Quinta, 11 Agosto 2022

Empresa que explorar mão de obra escrava em São Paulo será fechada por 10 anos

O Estado de São Paulo publicou uma lei que estabelece que empresas e lojas que forem flagradas explorando direta ou indiretamente mão de obra análoga à escrava vão ser fechadas por dez anos. A lei também pune as empresas que se beneficiam da terceirização, por considerar que toda a cadeia produtiva tem responsabilidade pelo crime. A publicação da lei aconteceu um dia após a celebração do Dia Nacional de Combate ao Trabalho Escravo.
 
O Espírito Santo tem atualmente sete empregadores incluídos no Cadastro de Empregadores flagrados explorando mão de obra análoga à escrava, conhecida como Lista Suja do Trabalho Escravo. Uma das empresas incluídas é o Complexo Agroindustrial Pindobas, de propriedade do deputado federal Camilo Cola (PMDB). 
 
Em entrevista ao programa Revista Brasil, da Rádio Nacional AM, de Brasília, o procurador-geral Trabalho, Luís Antônio Camargo, afirmou que o lucro e a impunidade dos empregadores são os principais fatores de permanência na exploração do trabalho escravo.

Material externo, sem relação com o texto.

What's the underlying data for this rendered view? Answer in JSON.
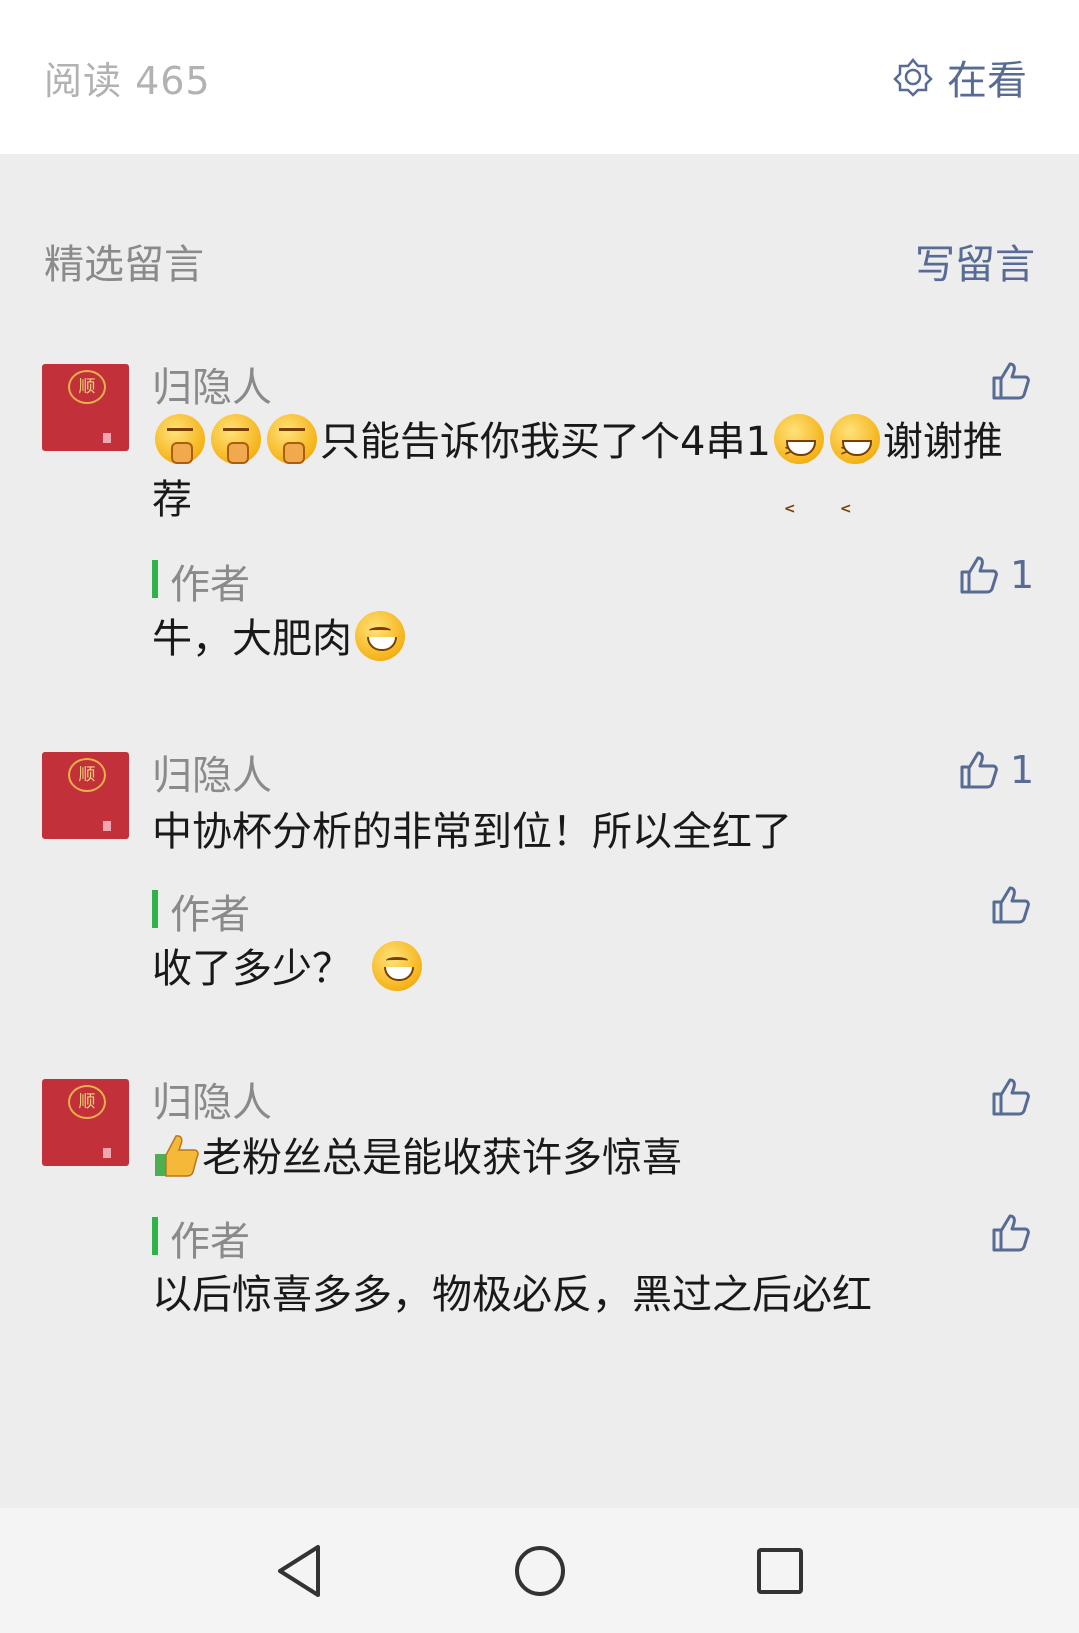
{
  "header": {
    "read_label": "阅读 465",
    "zaikan_label": "在看"
  },
  "section": {
    "title": "精选留言",
    "write_label": "写留言"
  },
  "comments": [
    {
      "author": "归隐人",
      "text_main": "只能告诉你我买了个4串1",
      "text_after": "谢谢推荐",
      "like_count": "",
      "reply": {
        "label": "作者",
        "text": "牛，大肥肉",
        "like_count": "1"
      }
    },
    {
      "author": "归隐人",
      "text_main": "中协杯分析的非常到位！所以全红了",
      "like_count": "1",
      "reply": {
        "label": "作者",
        "text": "收了多少？",
        "like_count": ""
      }
    },
    {
      "author": "归隐人",
      "text_main": "老粉丝总是能收获许多惊喜",
      "like_count": "",
      "reply": {
        "label": "作者",
        "text": "以后惊喜多多，物极必反，黑过之后必红",
        "like_count": ""
      }
    }
  ],
  "avatar": {
    "seal_char": "顺"
  },
  "colors": {
    "link": "#576b95",
    "author_bar": "#2db34a",
    "avatar_bg": "#c2313a"
  },
  "icons": [
    "zaikan-icon",
    "thumbs-up-icon",
    "back-icon",
    "home-icon",
    "recents-icon"
  ]
}
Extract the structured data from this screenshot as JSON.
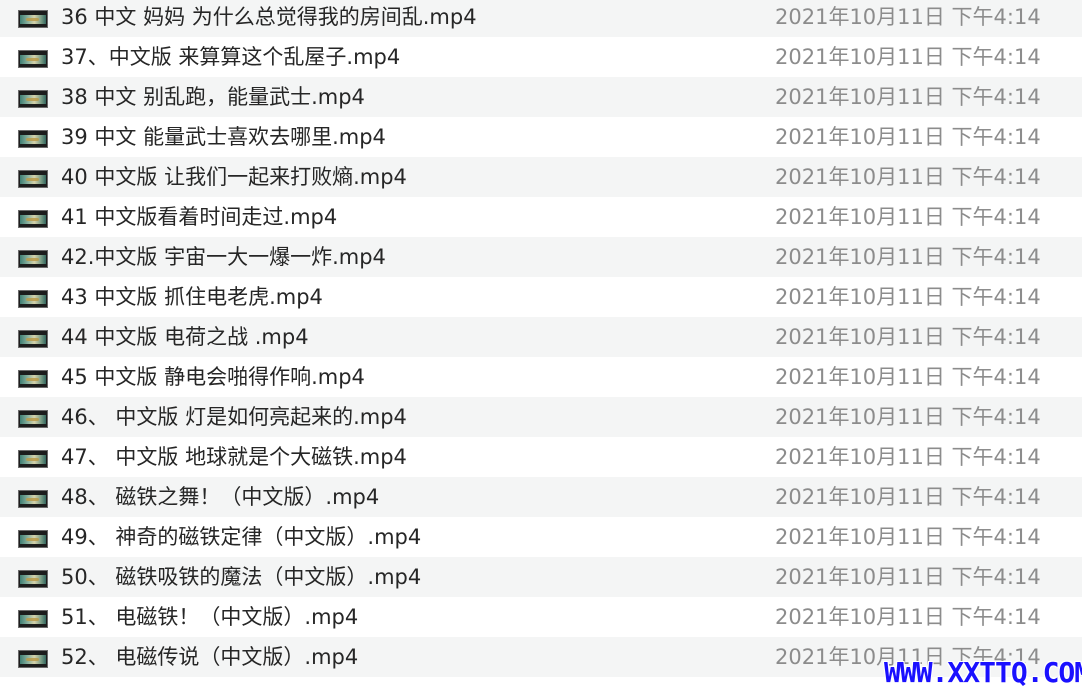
{
  "files": [
    {
      "name": "36 中文 妈妈 为什么总觉得我的房间乱.mp4",
      "date": "2021年10月11日 下午4:14",
      "icon": "video-thumbnail-icon"
    },
    {
      "name": "37、中文版 来算算这个乱屋子.mp4",
      "date": "2021年10月11日 下午4:14",
      "icon": "video-thumbnail-icon"
    },
    {
      "name": "38 中文 别乱跑，能量武士.mp4",
      "date": "2021年10月11日 下午4:14",
      "icon": "video-thumbnail-icon"
    },
    {
      "name": "39  中文 能量武士喜欢去哪里.mp4",
      "date": "2021年10月11日 下午4:14",
      "icon": "video-thumbnail-icon"
    },
    {
      "name": "40 中文版 让我们一起来打败熵.mp4",
      "date": "2021年10月11日 下午4:14",
      "icon": "video-thumbnail-icon"
    },
    {
      "name": "41 中文版看着时间走过.mp4",
      "date": "2021年10月11日 下午4:14",
      "icon": "video-thumbnail-icon"
    },
    {
      "name": "42.中文版 宇宙一大一爆一炸.mp4",
      "date": "2021年10月11日 下午4:14",
      "icon": "video-thumbnail-icon"
    },
    {
      "name": "43 中文版 抓住电老虎.mp4",
      "date": "2021年10月11日 下午4:14",
      "icon": "video-thumbnail-icon"
    },
    {
      "name": "44 中文版 电荷之战 .mp4",
      "date": "2021年10月11日 下午4:14",
      "icon": "video-thumbnail-icon"
    },
    {
      "name": "45 中文版 静电会啪得作响.mp4",
      "date": "2021年10月11日 下午4:14",
      "icon": "video-thumbnail-icon"
    },
    {
      "name": "46、 中文版 灯是如何亮起来的.mp4",
      "date": "2021年10月11日 下午4:14",
      "icon": "video-thumbnail-icon"
    },
    {
      "name": "47、 中文版 地球就是个大磁铁.mp4",
      "date": "2021年10月11日 下午4:14",
      "icon": "video-thumbnail-icon"
    },
    {
      "name": "48、 磁铁之舞！（中文版）.mp4",
      "date": "2021年10月11日 下午4:14",
      "icon": "video-thumbnail-icon"
    },
    {
      "name": "49、 神奇的磁铁定律（中文版）.mp4",
      "date": "2021年10月11日 下午4:14",
      "icon": "video-thumbnail-icon"
    },
    {
      "name": "50、 磁铁吸铁的魔法（中文版）.mp4",
      "date": "2021年10月11日 下午4:14",
      "icon": "video-thumbnail-icon"
    },
    {
      "name": "51、 电磁铁！（中文版）.mp4",
      "date": "2021年10月11日 下午4:14",
      "icon": "video-thumbnail-icon"
    },
    {
      "name": "52、 电磁传说（中文版）.mp4",
      "date": "2021年10月11日 下午4:14",
      "icon": "video-thumbnail-icon"
    }
  ],
  "watermark": "WWW.XXTTQ.COM",
  "colors": {
    "name_text": "#262626",
    "date_text": "#8c8c8c",
    "alt_row": "#f4f5f5",
    "watermark": "#1a10ff"
  }
}
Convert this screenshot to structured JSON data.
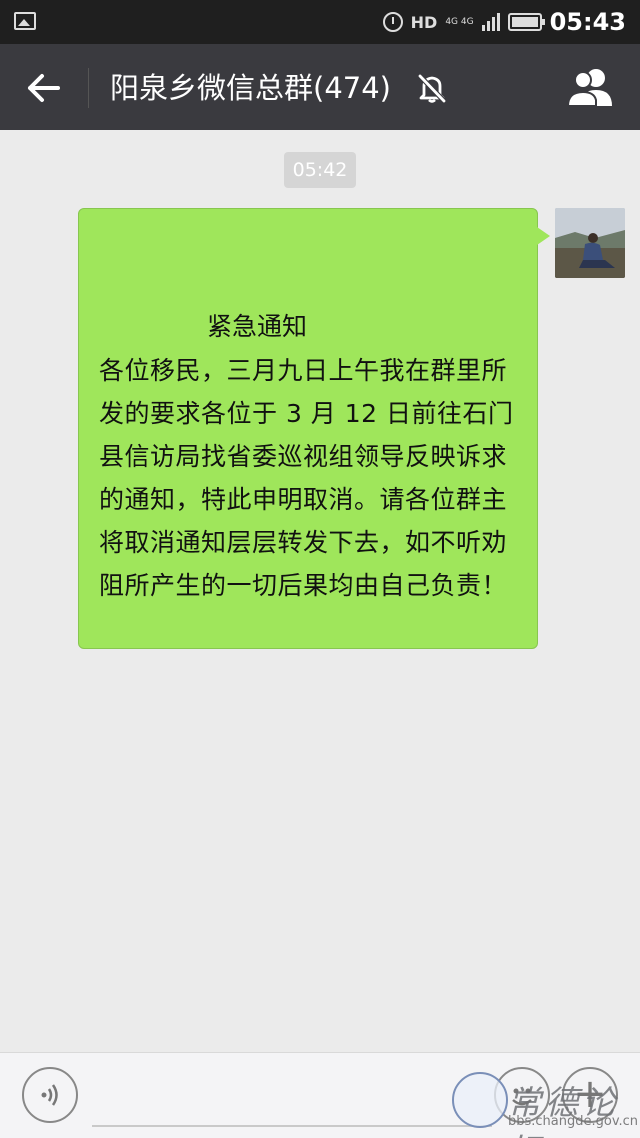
{
  "status_bar": {
    "network_label": "HD",
    "net_type": "4G 4G",
    "time": "05:43"
  },
  "header": {
    "title": "阳泉乡微信总群(474)"
  },
  "chat": {
    "timestamp": "05:42",
    "message": {
      "heading": "紧急通知",
      "body": "各位移民，三月九日上午我在群里所发的要求各位于 3 月 12 日前往石门县信访局找省委巡视组领导反映诉求的通知，特此申明取消。请各位群主将取消通知层层转发下去，如不听劝阻所产生的一切后果均由自己负责！"
    }
  },
  "watermark": {
    "site_name": "常德论坛",
    "url": "bbs.changde.gov.cn"
  },
  "icons": {
    "gallery": "gallery-icon",
    "alarm": "alarm-icon",
    "signal": "signal-icon",
    "battery": "battery-icon",
    "back": "back-arrow-icon",
    "mute": "mute-bell-icon",
    "group": "group-members-icon",
    "voice": "voice-input-icon",
    "emoji": "emoji-icon",
    "plus": "plus-icon"
  },
  "colors": {
    "bubble": "#9fe65b",
    "header": "#3a3a3f",
    "background": "#ebebeb"
  }
}
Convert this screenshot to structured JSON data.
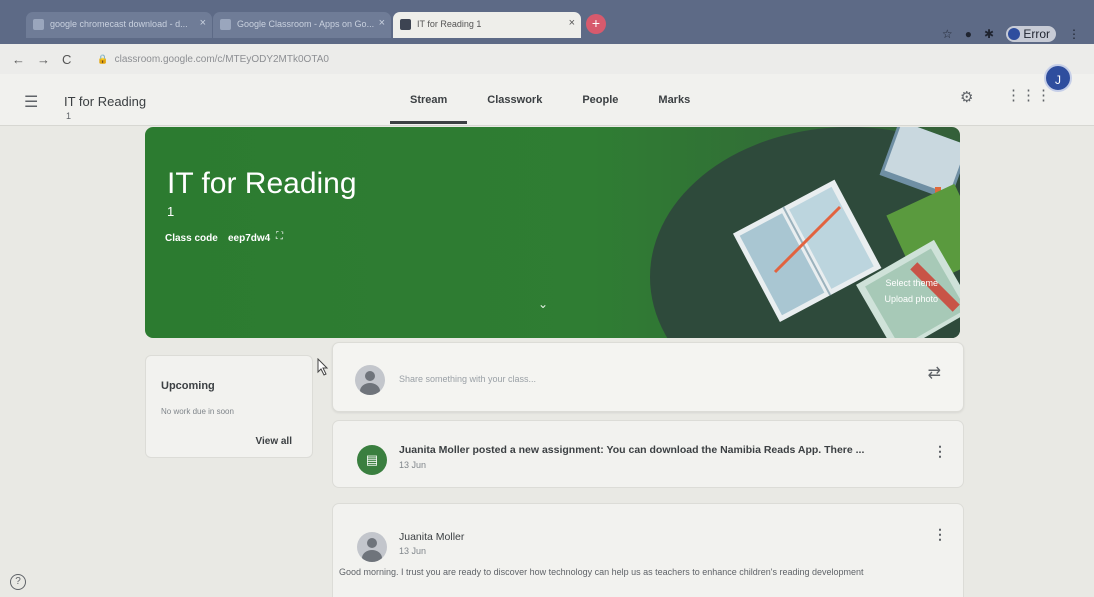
{
  "browser": {
    "tabs": [
      {
        "title": "google chromecast download - d...",
        "active": false
      },
      {
        "title": "Google Classroom - Apps on Go...",
        "active": false
      },
      {
        "title": "IT for Reading 1",
        "active": true
      }
    ],
    "new_tab_icon": "+",
    "url": "classroom.google.com/c/MTEyODY2MTk0OTA0",
    "profile_label": "Error",
    "toolbar_icons": [
      "star-icon",
      "extension-icon",
      "puzzle-icon"
    ]
  },
  "appbar": {
    "class_name": "IT for Reading",
    "class_section": "1",
    "tabs": [
      "Stream",
      "Classwork",
      "People",
      "Marks"
    ],
    "active_tab": "Stream",
    "user_initial": "J"
  },
  "banner": {
    "title": "IT for Reading",
    "section": "1",
    "class_code_label": "Class code",
    "class_code": "eep7dw4",
    "select_theme": "Select theme",
    "upload_photo": "Upload photo",
    "color": "#2f7d33"
  },
  "upcoming": {
    "title": "Upcoming",
    "empty_text": "No work due in soon",
    "view_all": "View all"
  },
  "share": {
    "placeholder": "Share something with your class..."
  },
  "posts": [
    {
      "text": "Juanita Moller posted a new assignment: You can download the Namibia Reads App. There ...",
      "date": "13 Jun",
      "icon": "assignment-icon"
    },
    {
      "author": "Juanita Moller",
      "date": "13 Jun",
      "body": "Good morning. I trust you are ready to discover how technology can help us as teachers to enhance children's reading development"
    }
  ]
}
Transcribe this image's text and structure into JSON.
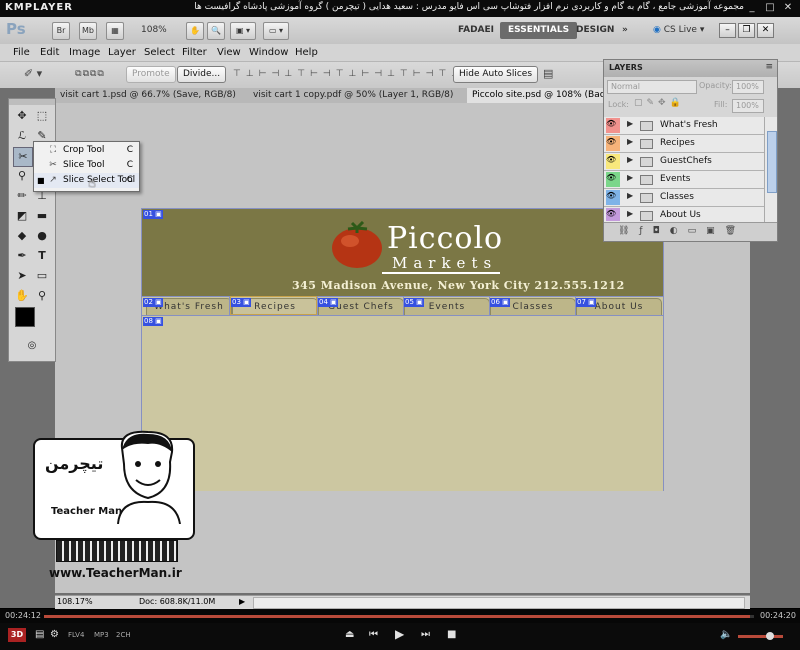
{
  "player": {
    "logo": "KMPLAYER",
    "caption": "مجموعه آموزشی جامع ، گام به گام و کاربردی نرم افزار فتوشاپ سی اس فایو  مدرس : سعید هدایی ( تیچرمن ) گروه آموزشی پادشاه گرافیست ها",
    "time_elapsed": "00:24:12",
    "time_total": "00:24:20",
    "progress_fraction": 0.994,
    "labels": [
      "FLV4",
      "MP3",
      "2CH"
    ],
    "badge": "3D"
  },
  "appbar": {
    "logo": "Ps",
    "br": "Br",
    "mb": "Mb",
    "zoom": "108%",
    "workspaces": [
      "FADAEI",
      "ESSENTIALS",
      "DESIGN"
    ],
    "more": "»",
    "cs_live": "CS Live"
  },
  "menu": [
    "File",
    "Edit",
    "Image",
    "Layer",
    "Select",
    "Filter",
    "View",
    "Window",
    "Help"
  ],
  "options": {
    "promote": "Promote",
    "divide": "Divide...",
    "hide_auto_slices": "Hide Auto Slices"
  },
  "tabs": [
    "visit cart 1.psd @ 66.7% (Save, RGB/8)",
    "visit cart 1 copy.pdf @ 50% (Layer 1, RGB/8)",
    "Piccolo site.psd @ 108% (Bac"
  ],
  "flyout": [
    {
      "label": "Crop Tool",
      "key": "C",
      "icon": "crop-icon",
      "selected": false
    },
    {
      "label": "Slice Tool",
      "key": "C",
      "icon": "slice-icon",
      "selected": false
    },
    {
      "label": "Slice Select Tool",
      "key": "C",
      "icon": "slice-select-icon",
      "selected": true
    }
  ],
  "site": {
    "brand_line1": "Piccolo",
    "brand_line2": "Markets",
    "address": "345 Madison Avenue, New York City  212.555.1212",
    "nav": [
      "What's Fresh",
      "Recipes",
      "Guest Chefs",
      "Events",
      "Classes",
      "About Us"
    ],
    "slice_ids": [
      "01",
      "02",
      "03",
      "04",
      "05",
      "06",
      "07",
      "08"
    ]
  },
  "layers": {
    "title": "LAYERS",
    "blend": "Normal",
    "opacity_label": "Opacity:",
    "opacity": "100%",
    "lock_label": "Lock:",
    "fill_label": "Fill:",
    "fill": "100%",
    "items": [
      {
        "name": "What's Fresh",
        "color": "#f2928e"
      },
      {
        "name": "Recipes",
        "color": "#f6b37a"
      },
      {
        "name": "GuestChefs",
        "color": "#f8e87c"
      },
      {
        "name": "Events",
        "color": "#7bd68a"
      },
      {
        "name": "Classes",
        "color": "#7fb3e8"
      },
      {
        "name": "About Us",
        "color": "#c49bdc"
      }
    ]
  },
  "status": {
    "zoom": "108.17%",
    "doc": "Doc: 608.8K/11.0M"
  },
  "watermark": {
    "name": "Teacher Man",
    "url": "www.TeacherMan.ir"
  }
}
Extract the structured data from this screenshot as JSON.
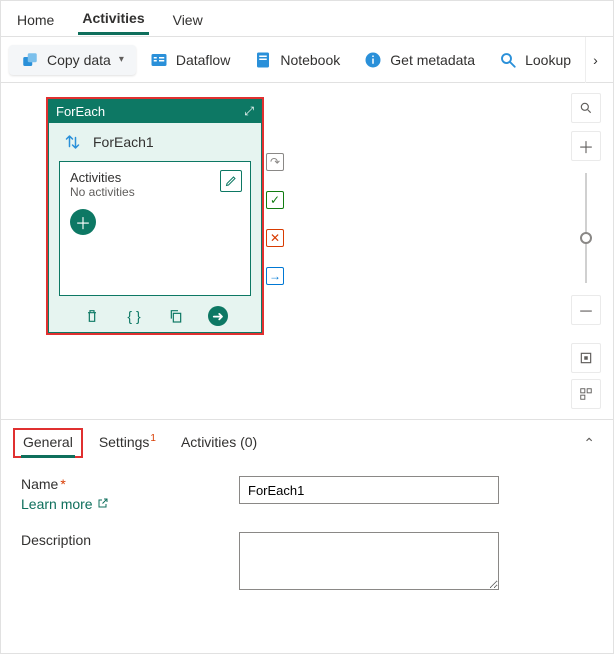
{
  "nav": {
    "home": "Home",
    "activities": "Activities",
    "view": "View"
  },
  "toolbar": {
    "copy_data": "Copy data",
    "dataflow": "Dataflow",
    "notebook": "Notebook",
    "get_metadata": "Get metadata",
    "lookup": "Lookup"
  },
  "node": {
    "type": "ForEach",
    "name": "ForEach1",
    "activities_label": "Activities",
    "no_activities": "No activities"
  },
  "details": {
    "tabs": {
      "general": "General",
      "settings": "Settings",
      "activities": "Activities (0)",
      "settings_badge": "1"
    },
    "name_label": "Name",
    "learn_more": "Learn more",
    "description_label": "Description",
    "name_value": "ForEach1",
    "description_value": ""
  }
}
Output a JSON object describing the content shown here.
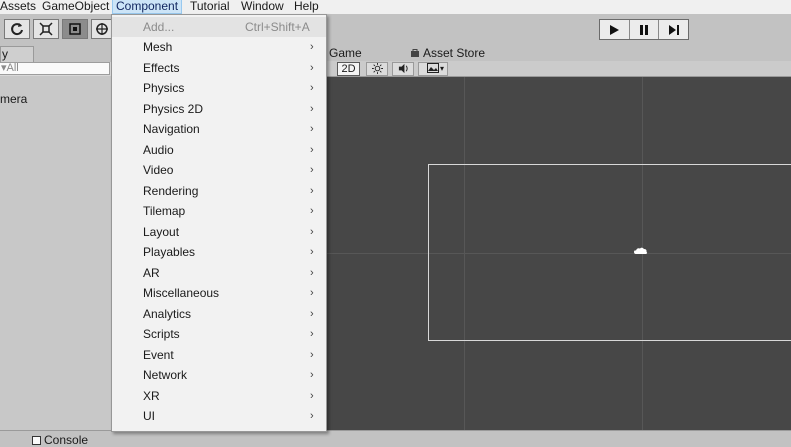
{
  "menubar": {
    "items": [
      "Assets",
      "GameObject",
      "Component",
      "Tutorial",
      "Window",
      "Help"
    ],
    "active": "Component"
  },
  "toolbar": {
    "tools": [
      "rotate-icon",
      "scale-icon",
      "rect-tool-icon",
      "transform-icon"
    ],
    "playback": [
      "play-icon",
      "pause-icon",
      "step-icon"
    ]
  },
  "hierarchy": {
    "tab_label": "y",
    "search_placeholder": "▾All",
    "row": "mera"
  },
  "scene": {
    "tabs": [
      "Game",
      "Asset Store"
    ],
    "mode_2d": "2D",
    "icons": [
      "light-icon",
      "audio-icon",
      "effects-icon"
    ]
  },
  "bottom": {
    "console_label": "Console"
  },
  "component_menu": {
    "add": {
      "label": "Add...",
      "shortcut": "Ctrl+Shift+A"
    },
    "items": [
      "Mesh",
      "Effects",
      "Physics",
      "Physics 2D",
      "Navigation",
      "Audio",
      "Video",
      "Rendering",
      "Tilemap",
      "Layout",
      "Playables",
      "AR",
      "Miscellaneous",
      "Analytics",
      "Scripts",
      "Event",
      "Network",
      "XR",
      "UI"
    ],
    "submenu_arrow": "›"
  }
}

Enquanto o empregador que cumpre a lei paga todos os tributos, aquele que explora mão de obra tem altos lucros e ainda há as dificuldades de punição a essas pessoas na esfera criminal. 
 
Na esfera trabalhista as punições são mais eficientes, mas sem a punição criminal a impunidade fica mais evidenciada. 
 
Dos sete empregadores do Estado que constam da Lista Suja, dois tiveram o nome incluído no cadastro ainda em 2010 e permaneceram até a atualização mais recente, de 28 de dezembro de 2012. São eles Antônio Carlos Matin, conhecido como Toninho Mamão, que morreu em 2012 e foi denunciado pelo Ministério Público Federal no Estado (MPF-ES) em 2009, junto com o lavrador Nelson Pinheiro dos Santos, por aliciar trabalhadores e submeter 77 deles à condição análoga à de escravos numa lavoura de café na fazenda Nova Fronteira, em São Mateus (norte do Estado); e Peris Vieira de Gouvêa, da fazenda Jerusalém, em Alegre, no sul do Estado. É importante frisar que os nomes permanecem na lista até que sejam sanadas todas as irregularidades encontradas. 
 
Além desses dois empregadores constam da Lista Suja Luiz Carlos Brioschi, da Fazenda Barra Seca, localizada em Jaguaré, no norte do Estado e Osmar Brioschi, da mesma fazenda, também continuam na Lista Suja, com 21 e 19 trabalhadores libertados respectivamente; do município de Marechal Floriano, na região serrana do Estado permanece o empregador Marcelo Krohling, do sítio Novo Mundo/Araponga, com 15 trabalhadores libertados; e a Bell Construções, empresa do ramo da construção civil de Vila Velha incluída por submeter 18 trabalhadores a condições degradantes em uma obra no mesmo município. 
 
Da as fazenda Pindobas IV, do Complexo Agroindustrial Pindobas, de propriedade de Camilo Cola foram libertados 22 trabalhadores que atuavam no corte e tombamento de pinus.